いつもの余裕はどこに行ったのか、七海は畳みかけるように言った。
今日の二限までは間違いなくあった、それから通った通路は向こうと、あっちと、あそこで、教室は――
心当たりを一方的に指を折りながら並べ立てる。その指先が微かに震えていた。そのことに気付いて俺は急激に焦り始める。どうする、どうすればいい。なんでこいつはこんなに脆くなってるんだ?

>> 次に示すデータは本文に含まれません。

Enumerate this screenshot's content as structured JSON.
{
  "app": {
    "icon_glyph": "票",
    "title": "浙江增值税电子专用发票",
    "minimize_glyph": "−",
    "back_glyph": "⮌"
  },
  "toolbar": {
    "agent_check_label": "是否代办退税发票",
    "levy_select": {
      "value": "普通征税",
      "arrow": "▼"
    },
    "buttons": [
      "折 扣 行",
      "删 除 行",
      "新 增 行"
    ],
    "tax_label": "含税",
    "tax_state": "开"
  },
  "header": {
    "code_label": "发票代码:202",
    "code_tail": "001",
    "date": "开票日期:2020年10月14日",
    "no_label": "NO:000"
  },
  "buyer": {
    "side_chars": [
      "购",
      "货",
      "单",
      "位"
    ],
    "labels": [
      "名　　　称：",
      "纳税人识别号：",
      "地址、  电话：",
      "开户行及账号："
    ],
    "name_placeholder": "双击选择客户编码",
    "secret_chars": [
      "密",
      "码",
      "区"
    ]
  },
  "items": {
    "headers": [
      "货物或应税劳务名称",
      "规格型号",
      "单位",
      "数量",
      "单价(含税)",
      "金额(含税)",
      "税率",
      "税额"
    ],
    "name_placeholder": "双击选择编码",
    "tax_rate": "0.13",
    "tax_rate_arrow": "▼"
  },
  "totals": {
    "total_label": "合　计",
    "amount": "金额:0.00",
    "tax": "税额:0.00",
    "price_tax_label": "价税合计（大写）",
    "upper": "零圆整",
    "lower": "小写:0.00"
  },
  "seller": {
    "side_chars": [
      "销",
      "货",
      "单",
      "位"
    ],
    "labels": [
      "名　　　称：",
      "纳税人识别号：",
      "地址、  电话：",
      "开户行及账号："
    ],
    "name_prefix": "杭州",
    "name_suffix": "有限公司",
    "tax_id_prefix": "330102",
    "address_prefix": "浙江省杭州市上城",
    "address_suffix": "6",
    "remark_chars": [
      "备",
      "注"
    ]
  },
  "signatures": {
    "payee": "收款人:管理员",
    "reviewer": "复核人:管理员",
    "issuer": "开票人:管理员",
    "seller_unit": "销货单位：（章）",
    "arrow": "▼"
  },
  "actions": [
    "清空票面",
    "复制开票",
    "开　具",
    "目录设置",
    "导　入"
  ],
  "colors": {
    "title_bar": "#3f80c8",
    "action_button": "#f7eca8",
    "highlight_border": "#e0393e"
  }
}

「ちょ、ちょっと落ち着けって、俺ついていけてねぇよ」
俺の声に、七海ははっとしたように言葉を止めた。迷うように瞳を揺らがせたあと、意を決したように言った。
「あれ、形見なの」
「……え?」
「死んだ元彼の、形見なの、だから」
だから、探さなきゃ。
そう続ける七海はまるで自分に言い聞かせているかのようだった。目は俺を見ていなかった。まるでこの事実が受け入れられないかのように、千切れた部分を何度もなぞっては確かめていた。その必死さに、俺は何も突っ込めなくなる。
「……そんなに大事なものならお前の友達も呼んだ方がいいんじゃないか? 人手は多い方がいいだろ」
そう提案すると、七海はうーんと唸った。
「みんなにはこんな話、してないし。っていうか私のミサンガに気付いたのなんて一樹だけだから。言っても分からないと思う」
「そう……」
教師のマイク越しの声がぼんやりと聞こえてくる。五限の授業時間である今、教室の外は日中に比べて断然人が少なかった。ひっそりと静けさの漂う廊下、その先に広がる空間を七海と並び、黙って眺めた。
とりあえず七海の心当たりのある場所を順に回ることになった。一歩一歩慎重に隅々まで見落とさないように気を付けながら。
一周目で、それに似た物すら見当たらず、二周目も徒労で終わった。だんだんと七海の顔に絶望感が滲み出す。
もしかしたら見落としてるのかも。そう言って七海が三度目の女子トイレに入って行ったため少し離れた壁際で待つ。その間、七海との会話を思い出した。形見。どういう気持ちであの言葉を口にしたんだろう。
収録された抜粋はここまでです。